Para conseguir acessar essas mulheres grávidas, as organizadoras estão em busca de divulgar os encontros virtuais para gestantes que frequentam unidades básicas de saúde nos territórios. “A gente está tentando levar essa divulgação pra a UBS, pra eles passarem para as gestantes, para elas terem acesso a esse conteúdo, de saber que existem as rodas”, afirma Martinelli.
Assim como à internet, a telemedicina ainda não chegou para todas as mulheres gestantes da periferia. Sabendo disso, as organizadoras da roda virtual utilizam de uma abordagem para tratar suas dores emocionais e físicas da forma mais humana e natural possível, através da escuta. “A gente busca sempre usar formas medicinais né, do uso de ervas naturais, para conseguir tratar algum tipo de enjôo, ou outro fator que a gestante tá sentido, e também tenta trabalhar a parte emocional, então antes disso a gente conversa: ‘aconteceu tal coisa com você? passou alguma coisa essa semana? ‘ – e a gente vai buscando essas questões emocionais que levaram essa mulher a sentir”.
Martinelli relembra sobre a importância dessa roda virtual, que carrega uma grande importância de desconstruir todos os conceitos pré-estabelecidos que elas aprenderam sobre gestação que não lhe fazem bem. “Quando a gente faz esse acompanhamento para gestantes e preparamos elas pro parto, a gente ajuda a diminuir a chance dela sofrer violência obstétrica, delas serem enganadas nos hospitais, e a gente também mostra para ela as opções que elas têm, se é uma gestação saudável, ela pode parir em uma casa de parto, ela pode parir em casa com parteira, enfim tem outras opções”, finaliza.
“É mais um grupo de amigas que apoiam umas às outras”
Mãe da Manuela de três meses, Suzane Mayumi, 26, moradora de Parelheiros, conheceu a roda virtual por meio de Andréa Matinneli, uma das organizadoras. Durante sua gestação, ela foi acompanhada pela Andrea e Ciléia até seu bebê nascer. Hoje, ela acompanha a roda para falar sobre sua experiência e como está sendo a segunda maternidade.
“É mais um grupo de amigas que apoiam umas às outras”, define Suzane ao contar o que significa para ela a experiência do encontro virtual de gestantes.
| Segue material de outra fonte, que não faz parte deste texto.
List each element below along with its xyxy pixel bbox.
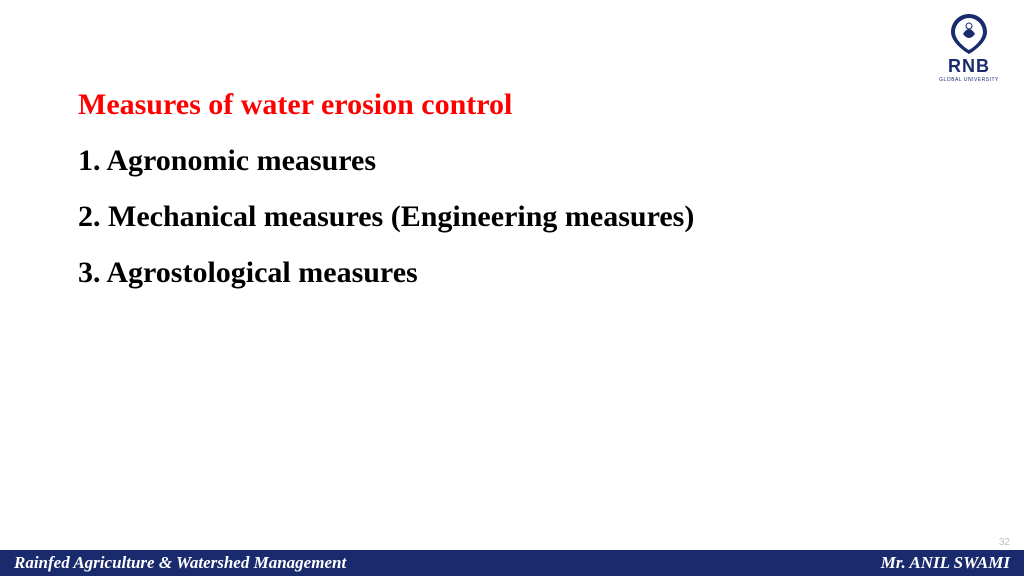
logo-icon: [945, 10, 993, 58]
logo-subtext: GLOBAL UNIVERSITY: [934, 77, 1004, 83]
footer-bar: Rainfed Agriculture & Watershed Manageme…: [0, 550, 1024, 576]
slide-number: 32: [999, 537, 1010, 548]
footer-left: Rainfed Agriculture & Watershed Manageme…: [14, 553, 346, 573]
university-logo: RNB GLOBAL UNIVERSITY: [934, 10, 1004, 83]
slide-content: Measures of water erosion control 1. Agr…: [78, 88, 964, 312]
list-item: 2. Mechanical measures (Engineering meas…: [78, 200, 964, 234]
list-item: 3. Agrostological measures: [78, 256, 964, 290]
footer-right: Mr. ANIL SWAMI: [881, 553, 1010, 573]
logo-text: RNB: [934, 56, 1004, 77]
list-item: 1. Agronomic measures: [78, 144, 964, 178]
slide-heading: Measures of water erosion control: [78, 88, 964, 122]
Consciente do impacto do grupo de apoio na sua gestão, ela faz um relato da experiência: “consegui tirar minhas dúvidas e obtive mais conhecimento na roda, pois me alertaram como não ter o abuso no parto, como que seria o trabalho de parto, o que fazer nas situações de trabalho de parto e amamentação também, para pegar de maneira correta e não machucar a mama”, conta a moradora.
Mayumi entende que esse afastamento social no momento de pandemia faz com que as mulheres estejam mais propensas a depressão pós-parto. “Eu digo que se não fosse as dicas que eu tive, poderia não ter a mesma que tive maravilhosa que tive dessa gestação, pois na primeira gestação eu estava totalmente leiga no assunto”.
A moradora de Parelheiros teve sua primeira filha com 19 anos e partir desta vivência, ela aponta que suas maiores dificuldades naquela época foram a falta de informação, que a levou a ter experiências difíceis na sua primeira gestação.
Atualmente, a moradora atua na roda contando um pouco sobre suas experiências e apoiando outras mulheres que estão passando pelo período de gestação. “Indiquei que elas doassem o leite materno, visto que nessa pandemia o banco de leite caiu muito e precisam da doação para manter o estoque e poder ter leite para os recém nascidos”.
No final da entrevista a parteira Ciléia faz uma analogia com esse momento atual e o processo de gestação. “Eu brinco que a quarentena ela é um grande ‘puerpério’, esse momento da lua negra, o momento que o parto aconteceu e a gente entra então nessa introspecção, esse momento de amamentação que é um momento muito difícil, que a sociedade fala pouco e a gente tão pouco compreende”.